State Question 820 also includes provisions to allow some people with past cannabis convictions to petition the courts to reverse their conviction and have their criminal record expunged. Campaign representatives believe that tens of thousands of people could benefit from having their records cleared under the cannabis legalization initiative.

“Oklahomans don’t think that people should be continually punished for something that’s no longer a crime,” Kiesel said.

State Question 820 would set a 15% tax on adult-use cannabis sales, more than twice the 7% tax rate levied on sales of medical cannabis. Taxes generated by the sale of recreational pot would be divided among the state’s General Revenue Fund, local governments that allow licensed adult-use cannabis businesses to operate in their jurisdiction, the state court system, school districts and drug treatment programs. Kiesel noted that legalizing recreational cannabis gives the state a new source of significant revenue.

“To be clear, medical marijuana was never really meant to be a revenue generator for the state, it’s about medicine,” Kiesel said. “When you move over to recreational, it is a revenue generator. The revenue that we’ve seen generated with medical marijuana, we anticipate will be even larger with recreational.”

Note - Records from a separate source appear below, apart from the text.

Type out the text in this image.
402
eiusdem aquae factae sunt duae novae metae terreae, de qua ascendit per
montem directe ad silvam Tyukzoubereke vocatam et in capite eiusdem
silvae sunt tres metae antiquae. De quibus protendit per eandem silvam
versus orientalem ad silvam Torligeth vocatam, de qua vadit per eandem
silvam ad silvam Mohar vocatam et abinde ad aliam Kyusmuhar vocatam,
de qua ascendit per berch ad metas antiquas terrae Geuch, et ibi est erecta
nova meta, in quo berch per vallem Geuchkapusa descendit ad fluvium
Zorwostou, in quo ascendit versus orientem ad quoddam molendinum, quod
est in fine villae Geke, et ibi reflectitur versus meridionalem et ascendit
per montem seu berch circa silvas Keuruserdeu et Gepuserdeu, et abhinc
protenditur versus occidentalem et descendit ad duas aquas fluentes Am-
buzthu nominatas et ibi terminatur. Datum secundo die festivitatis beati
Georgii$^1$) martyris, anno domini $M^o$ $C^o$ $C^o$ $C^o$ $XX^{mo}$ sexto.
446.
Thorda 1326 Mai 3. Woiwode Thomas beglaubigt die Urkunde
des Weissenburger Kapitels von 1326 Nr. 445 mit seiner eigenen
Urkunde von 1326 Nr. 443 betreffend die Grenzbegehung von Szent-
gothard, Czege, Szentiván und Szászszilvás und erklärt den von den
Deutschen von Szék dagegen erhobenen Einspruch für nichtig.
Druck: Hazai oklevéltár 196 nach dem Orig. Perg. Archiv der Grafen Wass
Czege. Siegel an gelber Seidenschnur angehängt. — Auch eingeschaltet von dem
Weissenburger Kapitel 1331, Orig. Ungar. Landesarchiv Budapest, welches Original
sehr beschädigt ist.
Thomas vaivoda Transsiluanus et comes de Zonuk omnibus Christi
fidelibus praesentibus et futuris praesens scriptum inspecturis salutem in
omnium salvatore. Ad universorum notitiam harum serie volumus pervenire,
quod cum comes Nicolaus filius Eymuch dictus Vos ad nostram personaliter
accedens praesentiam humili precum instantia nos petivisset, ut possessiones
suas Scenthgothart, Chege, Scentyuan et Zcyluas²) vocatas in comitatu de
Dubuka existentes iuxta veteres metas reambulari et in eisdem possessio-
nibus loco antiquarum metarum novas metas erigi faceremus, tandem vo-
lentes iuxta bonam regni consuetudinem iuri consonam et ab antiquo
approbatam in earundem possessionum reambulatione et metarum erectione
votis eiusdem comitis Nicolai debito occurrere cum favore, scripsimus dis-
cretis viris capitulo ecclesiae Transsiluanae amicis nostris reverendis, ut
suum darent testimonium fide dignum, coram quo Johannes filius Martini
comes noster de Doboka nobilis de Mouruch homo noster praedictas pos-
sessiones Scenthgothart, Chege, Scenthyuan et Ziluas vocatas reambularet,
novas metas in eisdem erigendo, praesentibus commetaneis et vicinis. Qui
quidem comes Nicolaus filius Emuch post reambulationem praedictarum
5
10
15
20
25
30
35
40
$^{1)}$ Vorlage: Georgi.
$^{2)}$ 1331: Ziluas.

While petitions supporting the measure received strong support in the state’s metropolitan areas, Kiesel noted that Question 820 was also popular with voters outside Tulsa and Oklahoma City.

“From Woodward to Ardmore and Broken Bow to Tulsa, our campaign has been everywhere,” Kiesel said. “We have been overwhelmed by the tremendous outpouring of support for State Question 820 and the momentum of our campaign. The massive number of signatures we collected means that Oklahoma voters are ready to take the next step in common-sense marijuana laws and make major investments in critical state services.”

Constitutional Amendment Initiative Would Also Legalize Recreational Pot in Oklahoma

A separate group, Oklahomans for Responsible Cannabis Action, is campaigning to pass a state constitutional initiative that would legalize recreational marijuana for adults. Because the measure, State Question 819, would amend the Oklahoma Constitution, the group was given 90 days to collect 177,957 signatures in favor of the initiative to qualify for the November ballot.

As a constitutional amendment, State Question 819 would be subject to only minor modifications of its provisions by the state legislature if passed, with more substantial changes requiring another vote of the people. State Question 820, however, is at risk of more significant changes by lawmakers because it is a statutory initiative.

Jed Green, director of Oklahomans for Responsible Cannabis Action, said that recreational pot legalization should be enshrined in the state constitution to protect it from being rolled back by a state legislature that has refused to legalize cannabis for use by adults.

“The problem we’ve got with the statutory measure in place is the legislature is applying the Oklahoma double standard to our businesses,” Green said. “They came in and, all of a sudden, jacked up a bunch of fees and threw a bunch of extra regulations on us.”

In 2018, Oklahomans legalized medical cannabis with the passage of State Question 788. Because that initiative is also a statutory measure, Oklahomans for Responsible Cannabis Action is also campaigning for passage of State Question 818, which would amend the state constitution to protect the legalization of medical cannabis. The group has until August 22 to collect signatures for both proposed initiatives.